During one such visit, Bala and Raju met Gerald Grant, MD, FACS, chief of pediatric neurosurgery at Packard Children’s Hospital, and were impressed with his work. Over the years, the couple continued to follow progress being made by Grant and his team in treating complex neurovascular conditions. “We think this work is very important,” Raju says. “And a lot more can be done.”
Grant, the Botha Chan Endowed Professor, and his team already use powerful MRI scanners to understand the anatomy of the brain. However, the gift from Bala and Raju will fund an MRI physicist or scientist who will work side by side with clinicians and analyze conditions such as brain aneurysms more deeply by looking at their physiology and flow dynamics through MRI imaging.
For example, with the use of MRI imaging technology, doctors will be able to see the direction of blood flow or changes in blood flow velocity before and after a child undergoes brain surgery for a condition called arterio venous malformations (AVMs). Previously, the child would have needed a catheter angiogram, an invasive treatment that introduces added risk.
Thank you, Bala and Raju, for your generous gift to improve surgical outcomes for our patients.
Sue and Jon Duncan first experienced extraordinary health care at Stanford in 1979, when their daughter, Sara, was born prematurely and spent three months in the neonatal intensive care unit (NICU).
The Duncans still recall the wonderful care their daughter received from neonatologist Philip Sunshine, MD, and his team. The couple also felt fortunate to have a strong support system of friends and family and understanding employers, which made it easier to cope with the stress of having a baby in the NICU. “We met other families during our daughter’s stay who were not so fortunate and saw firsthand the added burden this can place on NICU families,” say Sue and Jon.
Today, Sara is thriving and working as a social worker. When they revisited their estate and financial plans this year, Sue and Jon decided to include a planned gift to Packard Children’s Hospital from their individual retirement accounts. The funds will be used to create an endowment that will support NICU families who need financial assistance to pay for expenses such as gas, food, and hotel stays.
We are so grateful to all families who include a planned gift to our hospital in their estate plans. Thank you, Sue and Jon, for supporting our NICU families by giving them one less thing to worry about during a stressful time!
Thank you, Sophia, for using your bat mitzvah project to give back to the community! Sophia, 14, chose to raise awareness and money for the Music Therapy Program at Packard Children’s after learning about how staff helped a young patient and family friend named Andrew.
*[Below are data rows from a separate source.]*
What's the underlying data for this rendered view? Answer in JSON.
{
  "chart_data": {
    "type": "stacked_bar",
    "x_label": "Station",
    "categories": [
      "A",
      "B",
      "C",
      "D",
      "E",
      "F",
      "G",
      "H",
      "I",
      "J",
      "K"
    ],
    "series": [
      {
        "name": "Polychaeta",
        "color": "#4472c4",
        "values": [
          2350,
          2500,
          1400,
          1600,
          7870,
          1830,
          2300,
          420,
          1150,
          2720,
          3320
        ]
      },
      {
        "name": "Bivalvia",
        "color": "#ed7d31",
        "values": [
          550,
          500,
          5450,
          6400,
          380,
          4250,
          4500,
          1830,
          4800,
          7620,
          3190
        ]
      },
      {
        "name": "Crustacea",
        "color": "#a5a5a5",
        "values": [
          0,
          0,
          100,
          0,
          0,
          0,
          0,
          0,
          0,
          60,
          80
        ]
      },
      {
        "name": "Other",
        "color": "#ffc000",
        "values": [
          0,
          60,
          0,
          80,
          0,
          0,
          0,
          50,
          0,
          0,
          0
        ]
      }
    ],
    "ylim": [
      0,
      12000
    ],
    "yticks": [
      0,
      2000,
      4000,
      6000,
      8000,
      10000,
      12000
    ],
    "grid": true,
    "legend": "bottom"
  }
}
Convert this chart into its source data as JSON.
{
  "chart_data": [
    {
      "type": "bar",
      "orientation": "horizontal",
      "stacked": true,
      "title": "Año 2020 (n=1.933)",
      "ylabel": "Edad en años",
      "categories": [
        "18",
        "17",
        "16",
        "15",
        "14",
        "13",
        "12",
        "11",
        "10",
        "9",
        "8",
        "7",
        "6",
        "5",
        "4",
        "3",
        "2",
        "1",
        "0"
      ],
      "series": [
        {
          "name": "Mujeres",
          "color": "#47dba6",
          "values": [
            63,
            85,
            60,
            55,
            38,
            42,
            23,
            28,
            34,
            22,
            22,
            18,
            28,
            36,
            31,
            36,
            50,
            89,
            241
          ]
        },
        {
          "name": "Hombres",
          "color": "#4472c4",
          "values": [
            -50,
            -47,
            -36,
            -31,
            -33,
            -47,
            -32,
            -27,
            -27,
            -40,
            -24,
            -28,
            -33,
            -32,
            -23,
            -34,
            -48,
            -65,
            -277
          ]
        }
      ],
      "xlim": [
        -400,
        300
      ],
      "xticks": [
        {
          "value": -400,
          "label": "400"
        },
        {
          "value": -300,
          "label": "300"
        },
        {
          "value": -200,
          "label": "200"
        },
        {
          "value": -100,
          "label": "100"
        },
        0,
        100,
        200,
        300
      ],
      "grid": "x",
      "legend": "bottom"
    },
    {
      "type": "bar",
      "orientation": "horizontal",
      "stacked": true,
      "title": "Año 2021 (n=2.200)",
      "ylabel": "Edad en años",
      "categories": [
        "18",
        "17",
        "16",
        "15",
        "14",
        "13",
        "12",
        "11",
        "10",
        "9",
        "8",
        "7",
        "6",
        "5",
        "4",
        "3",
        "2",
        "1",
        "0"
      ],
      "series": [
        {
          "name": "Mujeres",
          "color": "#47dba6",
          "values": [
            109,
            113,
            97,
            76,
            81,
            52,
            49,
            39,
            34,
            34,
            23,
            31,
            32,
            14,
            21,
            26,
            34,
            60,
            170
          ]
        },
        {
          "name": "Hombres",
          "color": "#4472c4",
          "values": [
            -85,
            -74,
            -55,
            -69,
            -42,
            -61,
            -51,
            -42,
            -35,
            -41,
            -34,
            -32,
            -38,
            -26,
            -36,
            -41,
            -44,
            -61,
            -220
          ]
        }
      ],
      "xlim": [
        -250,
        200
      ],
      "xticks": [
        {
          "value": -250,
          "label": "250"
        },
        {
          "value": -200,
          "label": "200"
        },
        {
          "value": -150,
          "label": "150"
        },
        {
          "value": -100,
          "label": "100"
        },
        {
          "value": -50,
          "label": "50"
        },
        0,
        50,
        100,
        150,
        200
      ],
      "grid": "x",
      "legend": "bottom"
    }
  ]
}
“I used to hear about his love for his iPad and how music lifted his spirits along with the spirits of his family, nurses, and doctors in the hospital,” Sophia says. “The song ‘Happy’ by Pharrell Williams was his favorite song, and it’s my life theme song, too.”
In memory of Andrew, Sophia has raised nearly $7,000 for the Music Therapy Program and brought many moments of joy to children in our hospital’s care.